Automakers faced an inherent conflict between NHTSA's stringent headlight legislation, which froze U.S. headlight technology in 1940, and the Corporate Average Fuel Economy standard, which effectively mandated that automakers develop ways to improve the ability of the car to cleave the air. As a result, in the early 1980s, automakers lobbied for a modification of the mandate for fixed shape sealed-beam headlamps.

NHTSA adopted Ford's proposal for low-cost aerodynamic headlamps with polycarbonate lenses and transverse-filament bulbs.

posted by thejoshu at 8:27 AM on February 11, 2008


To add a little: this was discussed frequently in car magazines of the era, usually as an example of US bureaucratic bungling. If you can find some back issues you may find something about it.
posted by TedW at 8:31 AM on February 11, 2008


turning this into this.

Rover SD1, oh boy. Such a fine concept and so very poorly executed. My dad had a couple of them. I have never seen the US import version with those awful headlights - I wonder if North American sales reached 4 digits.
posted by Dan Brilliant at 8:45 AM on February 11, 2008


On what TedW said: ISTR a lengthy article in Car and Driver back in the day suggesting one bureaucratic impediment was the NHTSA's advisory board for headlight standards was largely composed of headlamp manufacturers.
posted by Opposite George at 8:55 AM on February 11, 2008


Response by poster: @ Dan Brilliant: I think they were sold in the U.S in 1980 only. They might have sold 1,000.
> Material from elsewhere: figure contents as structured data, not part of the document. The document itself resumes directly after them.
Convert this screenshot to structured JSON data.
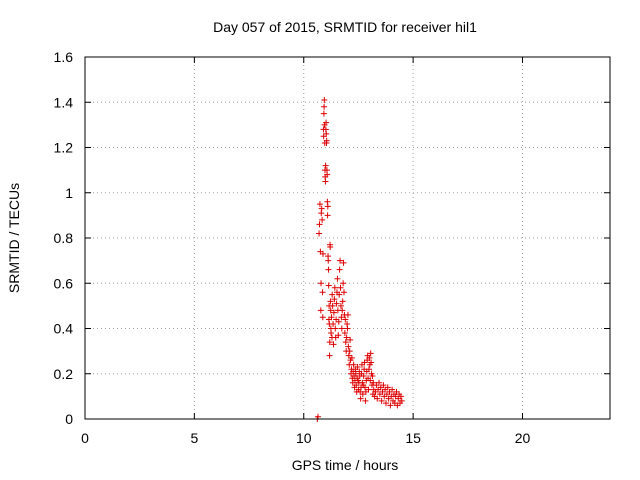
{
  "chart_data": {
    "type": "scatter",
    "title": "Day 057 of 2015, SRMTID for receiver hil1",
    "xlabel": "GPS time / hours",
    "ylabel": "SRMTID / TECUs",
    "xlim": [
      0,
      24
    ],
    "ylim": [
      0,
      1.6
    ],
    "xticks": [
      "0",
      "5",
      "10",
      "15",
      "20"
    ],
    "xtick_values": [
      0,
      5,
      10,
      15,
      20
    ],
    "yticks": [
      "0",
      "0.2",
      "0.4",
      "0.6",
      "0.8",
      "1",
      "1.2",
      "1.4",
      "1.6"
    ],
    "ytick_values": [
      0,
      0.2,
      0.4,
      0.6,
      0.8,
      1.0,
      1.2,
      1.4,
      1.6
    ],
    "grid": true,
    "marker": "+",
    "series_color": "#dd0000",
    "series": [
      {
        "name": "hil1",
        "points": [
          [
            10.62,
            0.0
          ],
          [
            10.65,
            0.01
          ],
          [
            10.7,
            0.82
          ],
          [
            10.72,
            0.86
          ],
          [
            10.74,
            0.95
          ],
          [
            10.76,
            0.74
          ],
          [
            10.78,
            0.48
          ],
          [
            10.79,
            0.6
          ],
          [
            10.8,
            0.91
          ],
          [
            10.82,
            0.93
          ],
          [
            10.84,
            0.88
          ],
          [
            10.86,
            0.56
          ],
          [
            10.87,
            0.45
          ],
          [
            10.88,
            0.73
          ],
          [
            10.9,
            1.28
          ],
          [
            10.91,
            1.25
          ],
          [
            10.92,
            1.35
          ],
          [
            10.93,
            1.38
          ],
          [
            10.94,
            1.41
          ],
          [
            10.95,
            1.3
          ],
          [
            10.96,
            1.22
          ],
          [
            10.97,
            1.1
          ],
          [
            10.98,
            1.07
          ],
          [
            10.99,
            1.05
          ],
          [
            11.0,
            1.12
          ],
          [
            11.01,
            1.28
          ],
          [
            11.02,
            1.31
          ],
          [
            11.03,
            1.26
          ],
          [
            11.04,
            1.22
          ],
          [
            11.05,
            1.23
          ],
          [
            11.06,
            1.1
          ],
          [
            11.07,
            1.08
          ],
          [
            11.08,
            0.96
          ],
          [
            11.09,
            0.9
          ],
          [
            11.1,
            0.94
          ],
          [
            11.11,
            0.72
          ],
          [
            11.12,
            0.7
          ],
          [
            11.13,
            0.66
          ],
          [
            11.14,
            0.59
          ],
          [
            11.15,
            0.44
          ],
          [
            11.16,
            0.5
          ],
          [
            11.17,
            0.42
          ],
          [
            11.18,
            0.28
          ],
          [
            11.19,
            0.34
          ],
          [
            11.2,
            0.77
          ],
          [
            11.21,
            0.76
          ],
          [
            11.22,
            0.52
          ],
          [
            11.23,
            0.48
          ],
          [
            11.24,
            0.4
          ],
          [
            11.25,
            0.38
          ],
          [
            11.27,
            0.45
          ],
          [
            11.29,
            0.36
          ],
          [
            11.3,
            0.55
          ],
          [
            11.32,
            0.5
          ],
          [
            11.34,
            0.42
          ],
          [
            11.36,
            0.33
          ],
          [
            11.38,
            0.47
          ],
          [
            11.4,
            0.53
          ],
          [
            11.42,
            0.58
          ],
          [
            11.44,
            0.4
          ],
          [
            11.46,
            0.36
          ],
          [
            11.48,
            0.44
          ],
          [
            11.5,
            0.51
          ],
          [
            11.52,
            0.56
          ],
          [
            11.54,
            0.62
          ],
          [
            11.56,
            0.48
          ],
          [
            11.58,
            0.37
          ],
          [
            11.6,
            0.43
          ],
          [
            11.62,
            0.55
          ],
          [
            11.64,
            0.66
          ],
          [
            11.66,
            0.7
          ],
          [
            11.68,
            0.58
          ],
          [
            11.7,
            0.5
          ],
          [
            11.72,
            0.45
          ],
          [
            11.74,
            0.4
          ],
          [
            11.76,
            0.48
          ],
          [
            11.78,
            0.52
          ],
          [
            11.8,
            0.6
          ],
          [
            11.82,
            0.69
          ],
          [
            11.84,
            0.56
          ],
          [
            11.86,
            0.46
          ],
          [
            11.88,
            0.38
          ],
          [
            11.9,
            0.44
          ],
          [
            11.92,
            0.34
          ],
          [
            11.94,
            0.3
          ],
          [
            11.96,
            0.36
          ],
          [
            11.98,
            0.42
          ],
          [
            12.0,
            0.4
          ],
          [
            12.02,
            0.46
          ],
          [
            12.04,
            0.32
          ],
          [
            12.06,
            0.28
          ],
          [
            12.08,
            0.24
          ],
          [
            12.1,
            0.3
          ],
          [
            12.12,
            0.35
          ],
          [
            12.14,
            0.26
          ],
          [
            12.16,
            0.2
          ],
          [
            12.18,
            0.22
          ],
          [
            12.2,
            0.27
          ],
          [
            12.22,
            0.18
          ],
          [
            12.24,
            0.16
          ],
          [
            12.26,
            0.21
          ],
          [
            12.28,
            0.24
          ],
          [
            12.3,
            0.19
          ],
          [
            12.32,
            0.14
          ],
          [
            12.34,
            0.17
          ],
          [
            12.36,
            0.22
          ],
          [
            12.38,
            0.2
          ],
          [
            12.4,
            0.15
          ],
          [
            12.42,
            0.12
          ],
          [
            12.44,
            0.18
          ],
          [
            12.46,
            0.23
          ],
          [
            12.48,
            0.17
          ],
          [
            12.5,
            0.13
          ],
          [
            12.52,
            0.16
          ],
          [
            12.54,
            0.21
          ],
          [
            12.56,
            0.19
          ],
          [
            12.58,
            0.12
          ],
          [
            12.6,
            0.09
          ],
          [
            12.62,
            0.14
          ],
          [
            12.64,
            0.2
          ],
          [
            12.66,
            0.24
          ],
          [
            12.68,
            0.16
          ],
          [
            12.7,
            0.11
          ],
          [
            12.72,
            0.15
          ],
          [
            12.74,
            0.19
          ],
          [
            12.76,
            0.22
          ],
          [
            12.78,
            0.25
          ],
          [
            12.8,
            0.14
          ],
          [
            12.82,
            0.08
          ],
          [
            12.84,
            0.12
          ],
          [
            12.86,
            0.17
          ],
          [
            12.88,
            0.21
          ],
          [
            12.9,
            0.26
          ],
          [
            12.92,
            0.28
          ],
          [
            12.94,
            0.18
          ],
          [
            12.96,
            0.13
          ],
          [
            12.98,
            0.22
          ],
          [
            13.0,
            0.27
          ],
          [
            13.02,
            0.24
          ],
          [
            13.04,
            0.17
          ],
          [
            13.06,
            0.29
          ],
          [
            13.08,
            0.25
          ],
          [
            13.1,
            0.2
          ],
          [
            13.12,
            0.15
          ],
          [
            13.14,
            0.19
          ],
          [
            13.16,
            0.11
          ],
          [
            13.18,
            0.16
          ],
          [
            13.2,
            0.13
          ],
          [
            13.24,
            0.1
          ],
          [
            13.28,
            0.12
          ],
          [
            13.32,
            0.15
          ],
          [
            13.36,
            0.09
          ],
          [
            13.4,
            0.13
          ],
          [
            13.44,
            0.16
          ],
          [
            13.48,
            0.11
          ],
          [
            13.52,
            0.14
          ],
          [
            13.56,
            0.08
          ],
          [
            13.6,
            0.12
          ],
          [
            13.64,
            0.15
          ],
          [
            13.68,
            0.1
          ],
          [
            13.72,
            0.13
          ],
          [
            13.76,
            0.07
          ],
          [
            13.8,
            0.11
          ],
          [
            13.84,
            0.14
          ],
          [
            13.88,
            0.09
          ],
          [
            13.92,
            0.12
          ],
          [
            13.96,
            0.06
          ],
          [
            14.0,
            0.1
          ],
          [
            14.04,
            0.13
          ],
          [
            14.08,
            0.08
          ],
          [
            14.12,
            0.11
          ],
          [
            14.16,
            0.07
          ],
          [
            14.2,
            0.1
          ],
          [
            14.24,
            0.12
          ],
          [
            14.28,
            0.06
          ],
          [
            14.32,
            0.09
          ],
          [
            14.36,
            0.11
          ],
          [
            14.4,
            0.07
          ],
          [
            14.44,
            0.1
          ],
          [
            14.48,
            0.08
          ]
        ]
      }
    ]
  }
}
@ thejoshu: The role of Ford here makes sense as the switch seemed to coincide with the introduction of the Taurus around 1986.
posted by punkfloyd at 8:55 AM on February 11, 2008


A lot of product laws in this country are not related to the merits of the products themselves. When I was a kid it was illegal to sell Coors Beer in Oregon.

Well, actually, it was illegal to sell beer which was not pasteurized, but Coors was the only one. Coors used a cold filtration process which achieved the same end, so there was no difference in product safety. BUT... Coors was non-union, and it was union money that convinced the legislature to make that law, as a way of applying pressure to the company to accept unions (mainly the Teamsters IIRC).

When I was a kid, it was against the law for restaurants to serve margarine. They had to serve butter. Not that there was any good reason for that, but the dairy industry did a lot of lobbying.

Rent Seeking has a long and inglorious history in this country, as does protectionism. In this case, the problem was that the companies that made sealed-beam headlights were different than those that made quartz halogen headlights, and they were using their lobbying money to keep halogen headlights from becoming the norm -- because they were better, and it was obvious that if they were legalized then the sealed beam headlight would go the way of the Dodo.
posted by Steven C. Den Beste at 9:50 AM on February 11, 2008


The sealed-beam law came about at first because headlight reflectors of the day would oxidize, reducing the light output - and the DOT (IIRC) deciced that a better way existed (a positive environmental seal to prevent the oxidization in the first place). Reflector technology improved but it took the Cibie BOBI lights - which had a sealed reflector -and- a QH bulb - to convince the DOT that a few alternatives were reasonable. IIRC the BOBI lights were available in the rectangular form factor too.

QH bulbs require an environment that isn't a good vacuum and is hot, in order to keep the halogen cycle going. That's fundamentally incompatible with a sealed beam. Improvements in reflector technology and the benefits of QH were together too much of a benefit and once it was obvious, the NHTSA reluctantly gave ground.